Journalists across Europe held events yesterday to mark European Federation of Journalists' Stand Up For Journalism day.
So it seemed like a particularly apt moment to deliver the Save Our Sources petition to the Interception of Communications Commissioner's Office.
Press Gazette has published more than 70 articles as part of the Save Our Sources campaign – and the issues raised have been widely aired in the rest of the media. Yet, amazingly, some people in positions of powers still don't don't seem to understand what is at stake.
ACPO lead on serious and organised crime, chief constable Mick Creedon, told MPs earlier this week: "I struggle to quite understand what the debate is".
And last month Baroness Williams, speaking for the Government in the House of Lords, appeared to deny that there was any problem at all saying that police requests for communications data are subject to "the most stringent systems anywhere".
Fortunately, these individuals are now in the minority. And having delivered the Press Gazette petition in person to head of the Interception of Communications Commissioner's Office Joanna Cavan I am certain that her office is aware of the huge concerns about police spying on journalists and the issues at stake.
The IOCCO is currently carrying out an inquiry into police use of the Regulation of Investigatory Powers Act against journalists. It will report by the end of January and then it will be up to the Government to act.
Some 1,250 Press Gazette readers have signed the Save Our Sources petition and more than 300 have given their own reasons about why they are alarmed about police use of RIPA against journalists.
I have yet to meet a single journalist, or non journalist, of any political persuasion who thinks it is a good thing for the police to be able to secretly view the phone records of law-abiding journalists and their sources.

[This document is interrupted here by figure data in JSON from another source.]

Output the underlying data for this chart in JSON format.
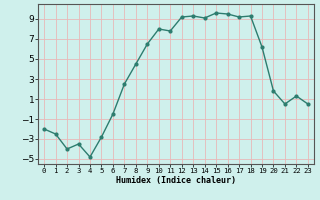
{
  "x": [
    0,
    1,
    2,
    3,
    4,
    5,
    6,
    7,
    8,
    9,
    10,
    11,
    12,
    13,
    14,
    15,
    16,
    17,
    18,
    19,
    20,
    21,
    22,
    23
  ],
  "y": [
    -2,
    -2.5,
    -4,
    -3.5,
    -4.8,
    -2.8,
    -0.5,
    2.5,
    4.5,
    6.5,
    8.0,
    7.8,
    9.2,
    9.3,
    9.1,
    9.6,
    9.5,
    9.2,
    9.3,
    6.2,
    1.8,
    0.5,
    1.3,
    0.5
  ],
  "line_color": "#2d7d6f",
  "marker": "o",
  "markersize": 2.0,
  "linewidth": 1.0,
  "xlabel": "Humidex (Indice chaleur)",
  "xlim": [
    -0.5,
    23.5
  ],
  "ylim": [
    -5.5,
    10.5
  ],
  "yticks": [
    -5,
    -3,
    -1,
    1,
    3,
    5,
    7,
    9
  ],
  "xticks": [
    0,
    1,
    2,
    3,
    4,
    5,
    6,
    7,
    8,
    9,
    10,
    11,
    12,
    13,
    14,
    15,
    16,
    17,
    18,
    19,
    20,
    21,
    22,
    23
  ],
  "xtick_labels": [
    "0",
    "1",
    "2",
    "3",
    "4",
    "5",
    "6",
    "7",
    "8",
    "9",
    "10",
    "11",
    "12",
    "13",
    "14",
    "15",
    "16",
    "17",
    "18",
    "19",
    "20",
    "21",
    "22",
    "23"
  ],
  "bg_color": "#cff0ec",
  "grid_color": "#e8b8b8",
  "border_color": "#555555",
  "xlabel_fontsize": 6.0,
  "ytick_fontsize": 6.5,
  "xtick_fontsize": 5.2
}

Here is a copy of the letter which I submitted to Interception Commissioner Sir Paul Kennedy along with the 1,250 names on the petition, and the dossier of comments provided by petitioners.
Dear Sir Paul Kennedy,
I would like to invite you to read Press Gazette’s Save Our Sources coverage which is all available here: snipurl.com/saveoursources
We believe use of RIPA against The Sun and Tom Newton Dunn in particular, and by Suffolk Police against Mark Bulstrode in 2006 (snipurl.com/bulstrode), were clear breaches of their Article 10 rights.
Neither the journalists nor the sources had broken the law.

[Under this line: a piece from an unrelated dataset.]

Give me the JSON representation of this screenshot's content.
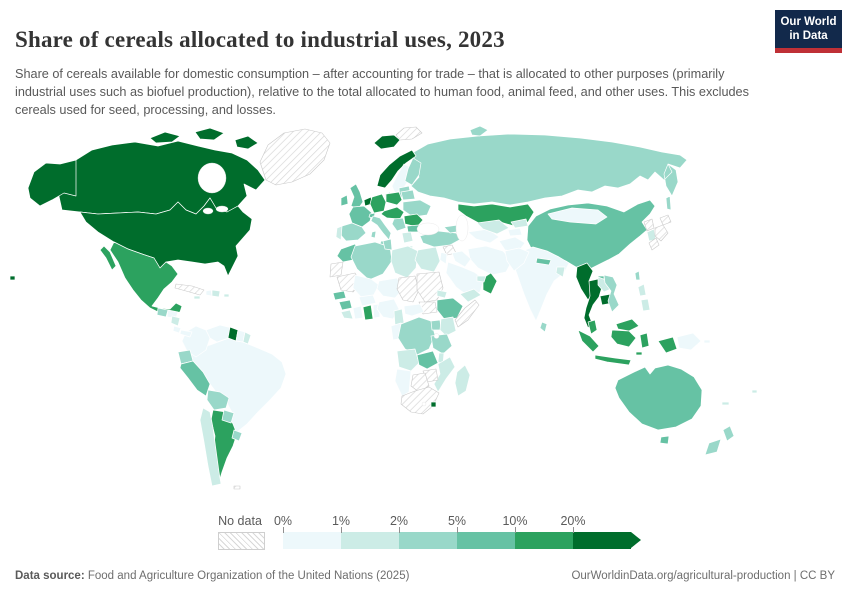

In the case of Kent Police and the Mail on Sunday in 2012, neither of the two journalists targeted by RIPA requests were under suspicion of having broken the law. Yet their telecoms records were evidenced and the source exposed.
We would argue that Constance Briscoe’s offence, of misleading the police, was not sufficiently serious to warrant undermining the confidence that all potential whistleblowers and sources will have in contacting newspapers and journalists in future.

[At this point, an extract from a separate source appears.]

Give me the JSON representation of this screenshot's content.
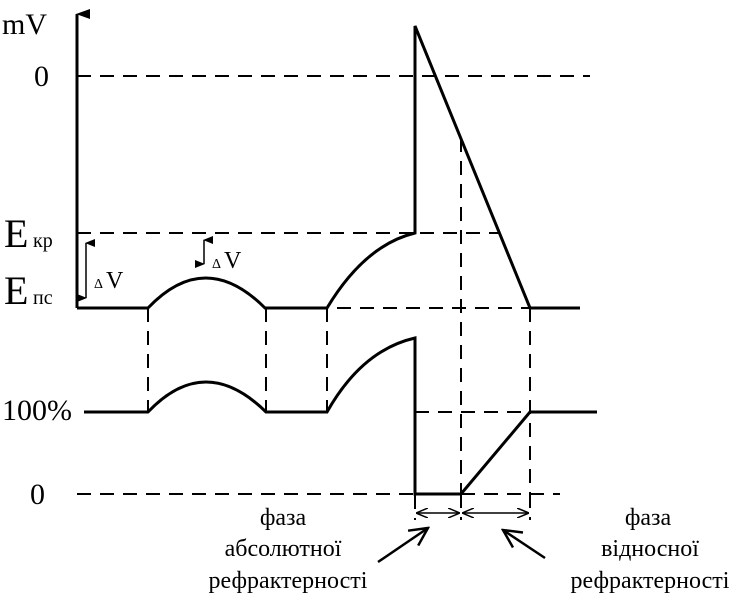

By undermining the sanctity and confidentiality of whistleblowers and sources we make it more likely that scandals will go unreported in the future.
The Rotherham child abuse scandal, the Mid Staffs NHS Trust scandal, MPs’ expenses and phone-hacking were all exposed with the help of public sector whistleblowers
I sincerely believe that if we do not do all we can to protect the confidentiality of such sources we will be severely undermining our democracy and our free society.
According to HMIC, UK police forces conducted 302 leak inquiries in the five years to the Leveson Inqury (2011/2012). We believe RIPA telecoms requests may have been made in many of these cases.
We would argue that a public employee contacting a journalist through unofficial channels may be a disciplinary matter, but it is not a criminal one (particularly if no money has changed hands).
Again we would argue that it is clear breach of Article 10.
I do hope your investigation will establish how many times police have used RIPA against journalists and news organisations in order to identify confidential sources. And I hope you will also weigh the public interest considerations under Article 10, which as you know gives the highest protection to confidential communications between journalists and their sources.
Dominic Ponsford, editor
John Carpenter House, John Carpenter Street, London, EC4Y 0AN.